Glosse
Gefahr der Schwüre
Schwüre sind etwas, das man sich genau überlegen sollte. Man weiß ja, wohin das führen kann. Ins Ehebett zum Beispiel. Das ist dann noch die angenehme Variante.
Oder ins Gefängnis, wenn man einen Meineid geleistet hat. Und das wäre noch milde, wenn man an vergangene Jahrhunderte denkt. Wer im Mittelalter einen Schwur brach, dem wurde zuweilen als Strafe gleich die Hand abgehackt. Was besonders für Rechtshänder misslich war, denn Schwüre wurden zumeist mit der rechten Hand ausgeführt.
Erhalten haben sich im europäischen Raum immerhin die drei nach oben gereckten Schwurfinger, die für die göttliche Dreifaltigkeit stehen – auch wenn Amtseide heute gern mal mit der kompletten erhobenen Hand abgelegt werden.
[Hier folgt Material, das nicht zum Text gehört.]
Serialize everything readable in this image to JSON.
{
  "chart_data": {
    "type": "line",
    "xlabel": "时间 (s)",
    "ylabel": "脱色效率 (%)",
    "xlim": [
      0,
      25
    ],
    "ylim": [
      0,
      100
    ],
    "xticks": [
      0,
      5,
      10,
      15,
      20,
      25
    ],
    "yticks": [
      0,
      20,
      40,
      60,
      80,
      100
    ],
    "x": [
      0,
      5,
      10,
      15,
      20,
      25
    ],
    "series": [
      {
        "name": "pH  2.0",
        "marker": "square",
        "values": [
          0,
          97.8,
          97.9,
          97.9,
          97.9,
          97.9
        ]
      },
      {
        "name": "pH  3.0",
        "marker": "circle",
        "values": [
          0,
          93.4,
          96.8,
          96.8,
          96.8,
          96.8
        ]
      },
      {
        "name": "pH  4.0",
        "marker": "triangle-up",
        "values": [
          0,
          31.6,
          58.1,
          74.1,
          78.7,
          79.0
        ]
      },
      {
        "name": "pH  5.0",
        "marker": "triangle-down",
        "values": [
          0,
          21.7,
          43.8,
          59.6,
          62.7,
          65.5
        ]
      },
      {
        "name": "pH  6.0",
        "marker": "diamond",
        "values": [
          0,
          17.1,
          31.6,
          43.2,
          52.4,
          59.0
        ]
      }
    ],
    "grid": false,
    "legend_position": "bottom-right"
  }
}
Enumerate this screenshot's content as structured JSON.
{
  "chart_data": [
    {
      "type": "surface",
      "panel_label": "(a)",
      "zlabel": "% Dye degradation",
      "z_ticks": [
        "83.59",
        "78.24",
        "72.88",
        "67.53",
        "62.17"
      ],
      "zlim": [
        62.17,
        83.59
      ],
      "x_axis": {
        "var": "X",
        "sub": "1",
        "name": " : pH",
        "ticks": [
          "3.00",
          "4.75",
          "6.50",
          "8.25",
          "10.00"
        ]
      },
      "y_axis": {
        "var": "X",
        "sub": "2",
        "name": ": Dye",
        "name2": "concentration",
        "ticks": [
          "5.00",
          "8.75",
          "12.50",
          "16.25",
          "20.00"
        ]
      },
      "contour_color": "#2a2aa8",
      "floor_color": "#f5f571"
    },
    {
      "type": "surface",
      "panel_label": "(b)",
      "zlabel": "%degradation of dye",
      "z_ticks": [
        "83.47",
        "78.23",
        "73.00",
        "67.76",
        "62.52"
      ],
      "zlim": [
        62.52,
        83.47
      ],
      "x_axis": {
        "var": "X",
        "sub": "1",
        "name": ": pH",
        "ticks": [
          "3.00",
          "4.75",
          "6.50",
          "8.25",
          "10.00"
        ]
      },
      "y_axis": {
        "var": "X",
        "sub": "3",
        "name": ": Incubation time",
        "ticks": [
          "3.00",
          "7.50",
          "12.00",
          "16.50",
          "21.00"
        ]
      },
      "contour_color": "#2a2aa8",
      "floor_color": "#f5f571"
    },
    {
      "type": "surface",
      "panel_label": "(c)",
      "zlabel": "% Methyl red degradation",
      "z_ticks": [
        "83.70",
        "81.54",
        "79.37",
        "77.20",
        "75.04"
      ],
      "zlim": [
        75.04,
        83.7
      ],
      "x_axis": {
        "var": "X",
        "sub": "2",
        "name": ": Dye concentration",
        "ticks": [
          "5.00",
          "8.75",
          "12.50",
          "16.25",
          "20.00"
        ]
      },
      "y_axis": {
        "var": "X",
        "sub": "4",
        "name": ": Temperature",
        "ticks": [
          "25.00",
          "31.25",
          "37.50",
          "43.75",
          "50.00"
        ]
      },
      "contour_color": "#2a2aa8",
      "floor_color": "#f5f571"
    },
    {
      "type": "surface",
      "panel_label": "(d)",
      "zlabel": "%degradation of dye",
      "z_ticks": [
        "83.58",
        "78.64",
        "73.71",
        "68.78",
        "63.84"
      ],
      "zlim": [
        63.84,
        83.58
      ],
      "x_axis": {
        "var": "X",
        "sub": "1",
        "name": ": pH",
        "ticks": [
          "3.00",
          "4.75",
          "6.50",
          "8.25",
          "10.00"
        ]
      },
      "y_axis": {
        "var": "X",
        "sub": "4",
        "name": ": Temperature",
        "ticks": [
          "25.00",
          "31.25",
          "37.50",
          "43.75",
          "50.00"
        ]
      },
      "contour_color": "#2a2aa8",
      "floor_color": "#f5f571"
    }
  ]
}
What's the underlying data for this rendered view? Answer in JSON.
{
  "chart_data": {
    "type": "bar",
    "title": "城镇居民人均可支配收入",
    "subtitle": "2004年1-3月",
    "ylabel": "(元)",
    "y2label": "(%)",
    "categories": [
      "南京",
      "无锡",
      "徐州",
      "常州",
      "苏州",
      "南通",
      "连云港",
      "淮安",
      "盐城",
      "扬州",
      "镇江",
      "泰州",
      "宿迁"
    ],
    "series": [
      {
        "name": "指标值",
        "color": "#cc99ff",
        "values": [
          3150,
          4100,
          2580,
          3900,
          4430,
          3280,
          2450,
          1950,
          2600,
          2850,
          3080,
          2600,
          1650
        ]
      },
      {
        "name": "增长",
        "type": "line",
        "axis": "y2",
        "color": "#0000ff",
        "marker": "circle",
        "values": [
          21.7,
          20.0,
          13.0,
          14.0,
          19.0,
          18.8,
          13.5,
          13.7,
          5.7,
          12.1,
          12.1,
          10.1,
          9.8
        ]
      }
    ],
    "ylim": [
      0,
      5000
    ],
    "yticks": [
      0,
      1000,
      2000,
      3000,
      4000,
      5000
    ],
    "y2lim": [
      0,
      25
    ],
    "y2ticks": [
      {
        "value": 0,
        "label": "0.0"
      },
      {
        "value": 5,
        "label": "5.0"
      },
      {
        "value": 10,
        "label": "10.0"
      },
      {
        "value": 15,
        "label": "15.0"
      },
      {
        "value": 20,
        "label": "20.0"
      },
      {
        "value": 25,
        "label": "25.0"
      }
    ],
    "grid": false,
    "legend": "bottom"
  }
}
Das alles sind Dinge, die der Inder Anil Sharma nicht ohne Weiteres tun könnte. Denn er hat inzwischen seinen vierten Finger einer indischen Gottheit geopfert – weil er sich über die Wiederwahl des Chefministers Nitish Kumar freute, also des Ministerpräsidenten seines Bundesstaates Bihar. Sharma hat das vorher schon dreimal gemacht, bei jeder Wahl, seit Kumar 2005 die Macht übernahm.
Sein Idol Kumar ist inzwischen 69 Jahre alt. Also besteht Hoffnung, dass der Politiker nicht mehr allzu oft bei Wahlen gewinnt. Denn als Gärtner braucht Sharma die verbliebenen Finger noch. Vielleicht reicht der Gottheit bei der nächsten Wahl ja auch ein Treueschwur.